Но большей частью следователю приходится иметь дело со сви­детелями, непроизвольно запомнившими факты. Непроизволь­ное запоминание отнюдь не обязательно должно быть неполно и неточно. Многочисленные исследования показали, что оно способно давать обильный и достоверный материал для свидетельских по­казаний, а при активной, содержательной и осмысленной деятель­ности свидетеля может быть даже надежнее произвольного.

Наилучшие условия для непроизвольного запоминания созда­ются при непосредственном участии, свидетеля в исследуемом собы­тии, выполнении им определенных действий с. теми или иными ли­цами, предметами или документами.

Сознательность, осмысленность деятельности, свидетеля повы­шает качество запоминания, а стереотипность, автоматизм, импуль­сивность снижают его. Трудно, например, ожидать, чтобы в памяти курильщика сохранились ничем не примечательные обстоятельства того, как им была погашена папироса, хотя это и может иметь серьезное значение для дела. Отклонения же от принятого порядка, необычность положения, возникновение каких-либо препятствий, вынуждающих свидетеля действовать непривычным образом, все­гда лучше удерживаются в памяти.

Прочность запечатления значительно возрастает при словесном оформлении воспринятого и мыслей о нем, особенно, если свиде­тель делился ими с окружающими.

Своеобразно действует на запоминание повторяемость восприя­тии. Утверждение о том, что повторение способствует сохранению в памяти воспринятого, правильное в отношении усвоения учебного материала, оказывается неточным, когда речь идет о материале по­казаний свидетелей.

Исследованиями психологов установлено, что не меха­ническая повторяемость явлений, а значимость их Для восприни­мающего служит основой точного запоминания. Обыденность про­исходящего глушит интерес свидетеля, мешает подметить и запом­нить даже то, что было в данном случае необычным. Поэтому пер­вое соприкосновение с предметом или явлением, пробуждающее у свидетеля определенный интерес, как правило, бывает наиболее продуктивным. Повторение же восприятии может иметь положи­тельное значение лишь, если свидетель усматривает каждый раз что-то новое или в результате специального усилия мысли узнает ранее воспринимавшееся, постигает его связь с иными явлениями, наблюдавшимися в прошлом.

Таким образом, сам процесс накопления информации способ­ствует запечатлению отдельных ее элементов в памяти.

Надо иметь в виду, что на процессы памяти, особенно на непро­извольное запоминание, влияют эмоции свидетеля.

То, что затрагивает не только ум, но и чувства, заставляет мысль постоянно возвращаться к пережитому, способствует закреплению воспоминаний. Однако бурно переживаемые события могут оказать отрицательное влияние на восприятия и препятствовать сохранению их в памяти. Так, иногда потерпевший в состоянии сильного испуга утрачивает способность запомнить, что с ним произошло.
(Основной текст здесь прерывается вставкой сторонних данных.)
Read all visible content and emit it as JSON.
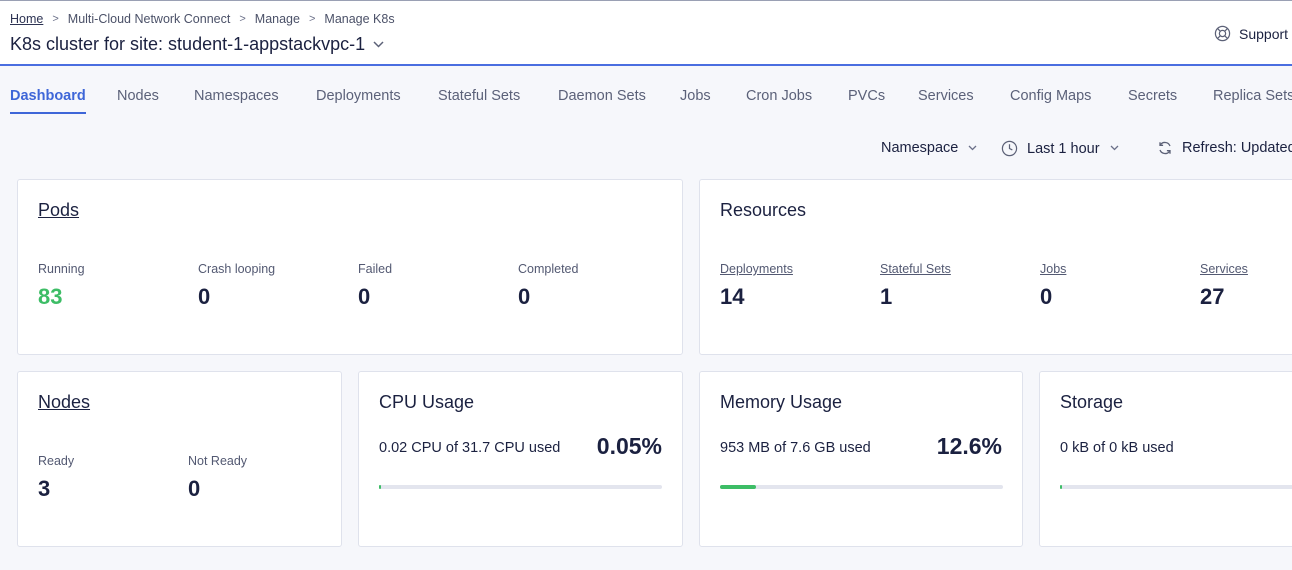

На сохранении воспринятого в памяти сказываются и многие другие обстоятельства.. Воспоминания бледнеют, стираются и вовсе утрачиваются под влиянием напряженной умственной работы, боль­шого количества интересных событий и обилия новых восприятии. Когда их материал сходен или связан с расследуемым событием, возникает опасность смешения восприятии, подмены части инфор­мации, полученной из одного источника, сведениями,, почерпнутыми иным путем (беседы с другими свидетелями, слухи, сообщения прессы и т. п.)

С течением времени опасность утраты или искажения имеющей­ся информации, естественно, возрастает, поэтому вопрос о сравни­тельной ценности немедленного и отсроченного воспроизведения постоянно привлекал к себе внимание исследователей. Попытки определить оптимальные условия для исчисления сроков наиболее эффективного допроса оказались несостоятельными'. По общему правилу промедление с допросом свидетелей нежелательно: чем меньше время, отделяющее показания от фактов, которые в них освещаются, тем менее вероятны ошибки.

Однако допрос, производящийся непосредственно вслед за про­исшествием (особенно допрос потерпевшего и очевидцев), может быть и недостаточно результативным; более полными иногда ока­зываются несколько отсроченные показания, когда переживания сгладились и память свидетеля обрела временно потерянную остроту.

Следует иметь в виду, что временное снижение памяти может быть обусловлено психическим и даже физическим состоянием сви­детеля. Длительность сохранения информации зависит от индиви­дуальных различий и возрастных особенностей, от преобладания у свидетеля того или иного вида памяти (образной, двигательной, эмоциональной, словеснологической), от склонности его к механи­ческому или осмысленному запоминанию, от преимущественного запечатления зрительного, звукового, цифрового или какого-либо иного материала, что в значительной степени обусловлено интере­сами и профессиональными навыками.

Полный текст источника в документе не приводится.